I know that you will all think I’m lying for sure, but I will admit that lately my thought processes have revolved around me me me, and as such, my writing capabilities are restricted to, well, me.
Case and point: while writing a paper yesterday, I defined the word (as was the assignment) “spank”. Today, my professor emailed me to tell me how much he liked my commentary on the different household applianced that could be used for a good hiding, including the slipper- my mother’s weapon of choice.
The Americans have a saying (and as it usually goes with the Americans, it’s short and leaves the unsuspecting foreigner quite puzzled): TMI. Which means, Too Much Information. Apparently my filter is not functioning.
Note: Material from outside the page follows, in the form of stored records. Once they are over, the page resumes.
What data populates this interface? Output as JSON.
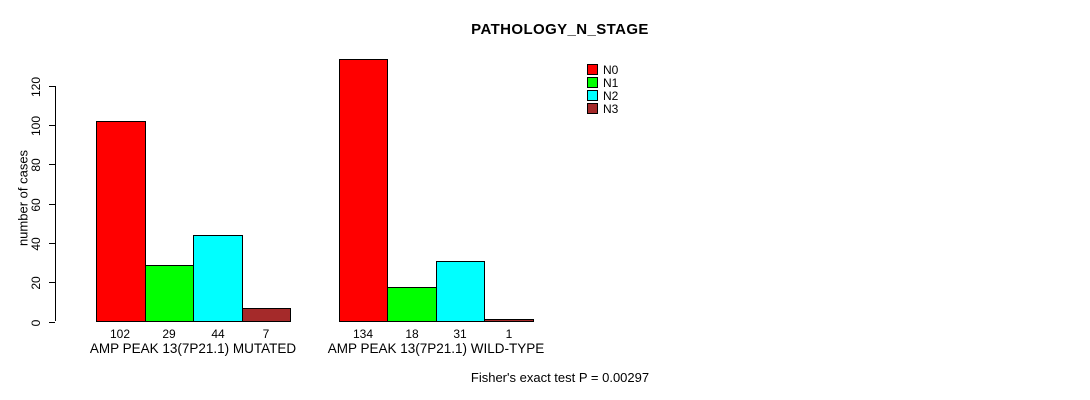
{
  "chart_data": {
    "type": "bar",
    "title": "PATHOLOGY_N_STAGE",
    "xlabel": "",
    "ylabel": "number of cases",
    "ylim": [
      0,
      135
    ],
    "yticks": [
      0,
      20,
      40,
      60,
      80,
      100,
      120
    ],
    "grid": false,
    "legend_position": "top-right",
    "categories": [
      "AMP PEAK 13(7P21.1) MUTATED",
      "AMP PEAK 13(7P21.1) WILD-TYPE"
    ],
    "series": [
      {
        "name": "N0",
        "color": "#ff0000",
        "values": [
          102,
          134
        ]
      },
      {
        "name": "N1",
        "color": "#00ff00",
        "values": [
          29,
          18
        ]
      },
      {
        "name": "N2",
        "color": "#00ffff",
        "values": [
          44,
          31
        ]
      },
      {
        "name": "N3",
        "color": "#a52a2a",
        "values": [
          7,
          1
        ]
      }
    ],
    "bar_value_labels_shown": true
  },
  "footer": {
    "note": "Fisher's exact test P = 0.00297"
  },
  "colors": {
    "background": "#ffffff",
    "axis": "#000000",
    "text": "#000000"
  }
}
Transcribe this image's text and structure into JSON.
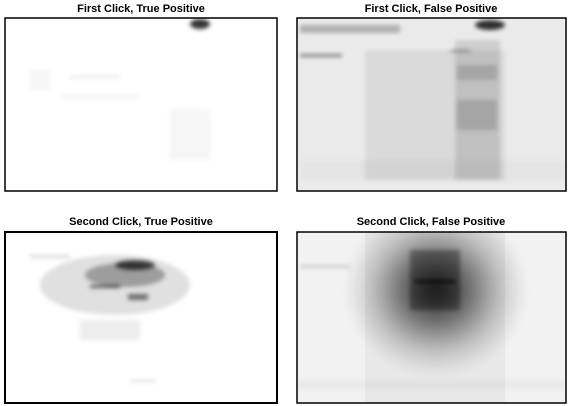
{
  "panels": [
    {
      "title": "First Click, True Positive"
    },
    {
      "title": "First Click, False Positive"
    },
    {
      "title": "Second Click, True Positive"
    },
    {
      "title": "Second Click, False Positive"
    }
  ]
}
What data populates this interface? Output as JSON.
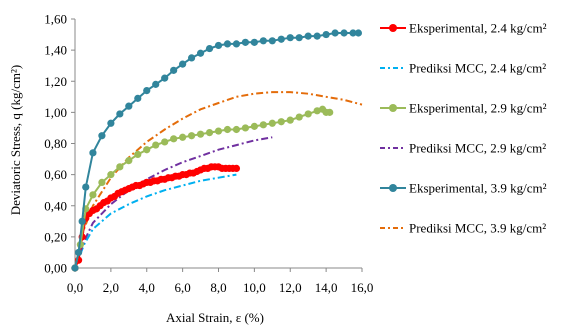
{
  "chart_data": {
    "type": "line",
    "xlabel": "Axial Strain, ε (%)",
    "ylabel": "Deviatoric Stress, q (kg/cm²)",
    "xlim": [
      0,
      16
    ],
    "ylim": [
      0,
      1.6
    ],
    "x_ticks": [
      "0,0",
      "2,0",
      "4,0",
      "6,0",
      "8,0",
      "10,0",
      "12,0",
      "14,0",
      "16,0"
    ],
    "y_ticks": [
      "0,00",
      "0,20",
      "0,40",
      "0,60",
      "0,80",
      "1,00",
      "1,20",
      "1,40",
      "1,60"
    ],
    "legend_position": "right",
    "grid": false,
    "series": [
      {
        "name": "Eksperimental, 2.4 kg/cm²",
        "style": "solid-markers",
        "color": "#ff0000",
        "points": [
          [
            0,
            0
          ],
          [
            0.2,
            0.05
          ],
          [
            0.4,
            0.2
          ],
          [
            0.6,
            0.32
          ],
          [
            0.8,
            0.35
          ],
          [
            1.0,
            0.37
          ],
          [
            1.2,
            0.38
          ],
          [
            1.4,
            0.4
          ],
          [
            1.6,
            0.42
          ],
          [
            1.8,
            0.43
          ],
          [
            2.0,
            0.45
          ],
          [
            2.2,
            0.46
          ],
          [
            2.4,
            0.48
          ],
          [
            2.6,
            0.49
          ],
          [
            2.8,
            0.5
          ],
          [
            3.0,
            0.51
          ],
          [
            3.2,
            0.52
          ],
          [
            3.4,
            0.53
          ],
          [
            3.6,
            0.53
          ],
          [
            3.8,
            0.54
          ],
          [
            4.0,
            0.55
          ],
          [
            4.2,
            0.55
          ],
          [
            4.4,
            0.56
          ],
          [
            4.6,
            0.56
          ],
          [
            4.8,
            0.57
          ],
          [
            5.0,
            0.57
          ],
          [
            5.2,
            0.58
          ],
          [
            5.4,
            0.58
          ],
          [
            5.6,
            0.59
          ],
          [
            5.8,
            0.59
          ],
          [
            6.0,
            0.6
          ],
          [
            6.2,
            0.6
          ],
          [
            6.4,
            0.61
          ],
          [
            6.6,
            0.61
          ],
          [
            6.8,
            0.62
          ],
          [
            7.0,
            0.63
          ],
          [
            7.2,
            0.64
          ],
          [
            7.4,
            0.64
          ],
          [
            7.6,
            0.65
          ],
          [
            7.8,
            0.65
          ],
          [
            8.0,
            0.65
          ],
          [
            8.2,
            0.64
          ],
          [
            8.4,
            0.64
          ],
          [
            8.6,
            0.64
          ],
          [
            8.8,
            0.64
          ],
          [
            9.0,
            0.64
          ]
        ]
      },
      {
        "name": "Prediksi MCC, 2.4 kg/cm²",
        "style": "dash-dot",
        "color": "#00b0f0",
        "points": [
          [
            0,
            0
          ],
          [
            0.5,
            0.15
          ],
          [
            1.0,
            0.25
          ],
          [
            2.0,
            0.35
          ],
          [
            3.0,
            0.41
          ],
          [
            4.0,
            0.46
          ],
          [
            5.0,
            0.5
          ],
          [
            6.0,
            0.53
          ],
          [
            7.0,
            0.56
          ],
          [
            8.0,
            0.58
          ],
          [
            9.0,
            0.6
          ]
        ]
      },
      {
        "name": "Eksperimental, 2.9 kg/cm²",
        "style": "solid-markers",
        "color": "#9bbb59",
        "points": [
          [
            0,
            0
          ],
          [
            0.3,
            0.15
          ],
          [
            0.6,
            0.38
          ],
          [
            1.0,
            0.47
          ],
          [
            1.5,
            0.55
          ],
          [
            2.0,
            0.6
          ],
          [
            2.5,
            0.65
          ],
          [
            3.0,
            0.69
          ],
          [
            3.5,
            0.73
          ],
          [
            4.0,
            0.76
          ],
          [
            4.5,
            0.79
          ],
          [
            5.0,
            0.81
          ],
          [
            5.5,
            0.83
          ],
          [
            6.0,
            0.84
          ],
          [
            6.5,
            0.85
          ],
          [
            7.0,
            0.86
          ],
          [
            7.5,
            0.87
          ],
          [
            8.0,
            0.88
          ],
          [
            8.5,
            0.89
          ],
          [
            9.0,
            0.89
          ],
          [
            9.5,
            0.9
          ],
          [
            10.0,
            0.91
          ],
          [
            10.5,
            0.92
          ],
          [
            11.0,
            0.93
          ],
          [
            11.5,
            0.94
          ],
          [
            12.0,
            0.95
          ],
          [
            12.5,
            0.97
          ],
          [
            13.0,
            0.99
          ],
          [
            13.5,
            1.01
          ],
          [
            13.8,
            1.02
          ],
          [
            14.0,
            1.0
          ],
          [
            14.2,
            1.0
          ]
        ]
      },
      {
        "name": "Prediksi MCC, 2.9 kg/cm²",
        "style": "dash-dot",
        "color": "#7030a0",
        "points": [
          [
            0,
            0
          ],
          [
            0.5,
            0.17
          ],
          [
            1.0,
            0.29
          ],
          [
            2.0,
            0.41
          ],
          [
            3.0,
            0.5
          ],
          [
            4.0,
            0.57
          ],
          [
            5.0,
            0.63
          ],
          [
            6.0,
            0.68
          ],
          [
            7.0,
            0.72
          ],
          [
            8.0,
            0.76
          ],
          [
            9.0,
            0.79
          ],
          [
            10.0,
            0.82
          ],
          [
            11.0,
            0.84
          ]
        ]
      },
      {
        "name": "Eksperimental, 3.9 kg/cm²",
        "style": "solid-markers",
        "color": "#31859c",
        "points": [
          [
            0,
            0
          ],
          [
            0.2,
            0.1
          ],
          [
            0.4,
            0.3
          ],
          [
            0.6,
            0.52
          ],
          [
            1.0,
            0.74
          ],
          [
            1.5,
            0.85
          ],
          [
            2.0,
            0.93
          ],
          [
            2.5,
            0.99
          ],
          [
            3.0,
            1.04
          ],
          [
            3.5,
            1.09
          ],
          [
            4.0,
            1.14
          ],
          [
            4.5,
            1.18
          ],
          [
            5.0,
            1.22
          ],
          [
            5.5,
            1.27
          ],
          [
            6.0,
            1.31
          ],
          [
            6.5,
            1.35
          ],
          [
            7.0,
            1.38
          ],
          [
            7.5,
            1.41
          ],
          [
            8.0,
            1.43
          ],
          [
            8.5,
            1.44
          ],
          [
            9.0,
            1.44
          ],
          [
            9.5,
            1.45
          ],
          [
            10.0,
            1.45
          ],
          [
            10.5,
            1.46
          ],
          [
            11.0,
            1.46
          ],
          [
            11.5,
            1.47
          ],
          [
            12.0,
            1.48
          ],
          [
            12.5,
            1.48
          ],
          [
            13.0,
            1.49
          ],
          [
            13.5,
            1.49
          ],
          [
            14.0,
            1.5
          ],
          [
            14.5,
            1.51
          ],
          [
            15.0,
            1.51
          ],
          [
            15.5,
            1.51
          ],
          [
            15.8,
            1.51
          ]
        ]
      },
      {
        "name": "Prediksi MCC, 3.9 kg/cm²",
        "style": "dash-dot",
        "color": "#e46c0a",
        "points": [
          [
            0,
            0
          ],
          [
            0.5,
            0.25
          ],
          [
            1.0,
            0.4
          ],
          [
            2.0,
            0.58
          ],
          [
            3.0,
            0.71
          ],
          [
            4.0,
            0.81
          ],
          [
            5.0,
            0.89
          ],
          [
            6.0,
            0.96
          ],
          [
            7.0,
            1.02
          ],
          [
            8.0,
            1.06
          ],
          [
            9.0,
            1.1
          ],
          [
            10.0,
            1.12
          ],
          [
            11.0,
            1.13
          ],
          [
            12.0,
            1.13
          ],
          [
            13.0,
            1.12
          ],
          [
            14.0,
            1.1
          ],
          [
            15.0,
            1.08
          ],
          [
            16.0,
            1.05
          ]
        ]
      }
    ]
  }
}
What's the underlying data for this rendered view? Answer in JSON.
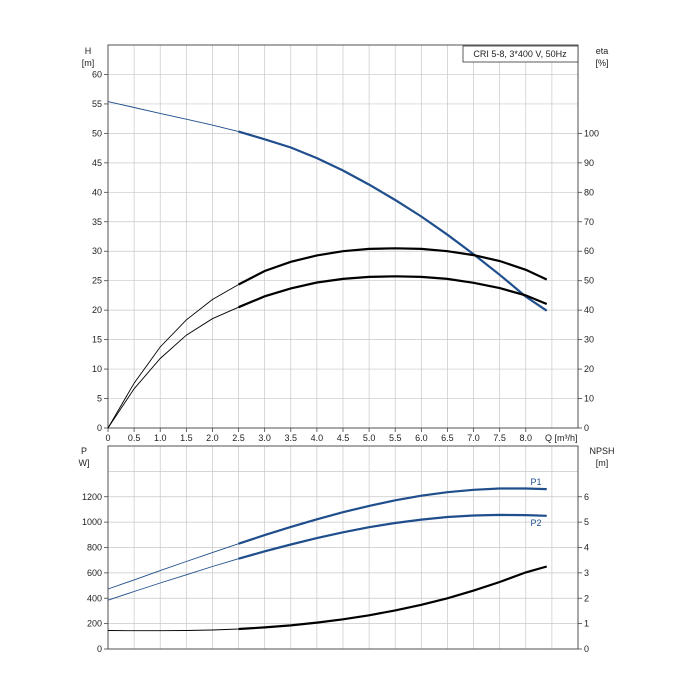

Anyway, I am sitting here with the intent of writing a few children’s book manuscripts that do not, preferably, include abduction, terrorism, poo and lying, but all I seem competent of is revisiting my childhood.
And so, it’s story time!
HOLLIE’S FIRST DAY OF SCHOOL. EVER.
Before I begin, I would like to make you all aware that the day I will soon recount marked the first day of my near seventeen year love affair with education. If I’m honest, the last year has been rocky and we’re thinking of breaking up (but we probably won’t, for the sake of the degrees etc). Regardless: this “first day” was the first of nine first days- and that’s nine schools, not nine grade beginnings etc. Are you sympathetic yet?
I don’t recall the weather or anything like that. I wasn’t nervous, as most other “first day’s” seemed to go, just excited. Mum did my hair as she always did, but the vibrant and pretty bows were put away for less serious matters. I had a uniform. I wore knee socks, a grey skirt, a pale blue button up shirt with stiff cuffs, a navy blue striped tie and a cardigan. My shoes were new: black and polished from Clark’s. Daddy helped my with my tie and Mum took a barrage of photographs, standing by the stone fireplace, and outside too.
I didn’t let go of my lunchbox until I arrived at the cloak room at the school. It strikes me how funny it is that they call it a cloak room. I guess the British cling to the old more than I’d expect. My peg had my name above it. I hung my coat (which was long and made me feel like an elegant lady) and placed my blue plastic lunch box on the bench underneath it.
The Mums stayed with us for a while as we all got our bearings. I can’t say that I remember too much about this chaotic part of the day, except for a very brief flash of panic when she bent down to tell me had to go now, and I should have fun and make friends. My attention was on the sand pit that my hands were buried in.
My teacher was Mrs. Booth, which made Alastair laugh because it sounded to him like “boob”. We sat on the carpet around her chair and of course I can’t remember what she said or taught or read. I can just tell you that the letters of the alphabet were pasted to the wall above her head and I sat next to a girl named Janine Brown. She had a thick fringe and her blue shirt collar was askew. She wasn’t as neat as me.
I wonder if elementary school teachers have the ability to see a child and just know how they will turn out. I suppose that’s a very rude and insensitive thing to say- especially as, when I think about it, the likelihood of that teacher truly knowing how their little students turn out is not very great. So I guess my question is- how judgmental do you reckon these grade school teachers are?
St. Chads Primary School lasted a year and a half- the highlights of which include me playing the Queen in the class presentation of Dick Whitington and His Cat (my lines were “A cat? What is a cat?!” and “Oh, Captain! We MUST have that cat!”), my first boyfriend by the name of Christopher (or something like that), beating everyone in running on sports day, painting a blossom tree in Mrs. Faulkner’s class, and remembering that the floor in the assembly hall was made of wooden slabs. I also remember playing the letter “L” in another class play which was all about the alphabet- which I praise my parents for sitting through.
It was probably the best of all the “first days”. The worst was John Bamford’s Primary school, when Melanie Burton, surrounded by the other girls in the class, smugly looked around and announced “all those here who have been at John Bamford’s since Reception class, raise your hand.” Yes, I was the only one who couldn’t raise my hand, and yes, that made me feel like I was the most tragic girl in the universe. But That’s another story.
A couple of disclaimers: firstly, my mother very rarely used her slipper. She just threatened us with it, really. I don’t think Logan or Connor could tell you a single time they ever saw it. Alastair could probably tell you some stories though! Secondly, Melanie- if you’re reading this, please know that I really don’t care about how rude you were to me on my first day of school. I mean, I cared a great deal then, and it made me not want to go to school ever again, but I’m over it now. Completely.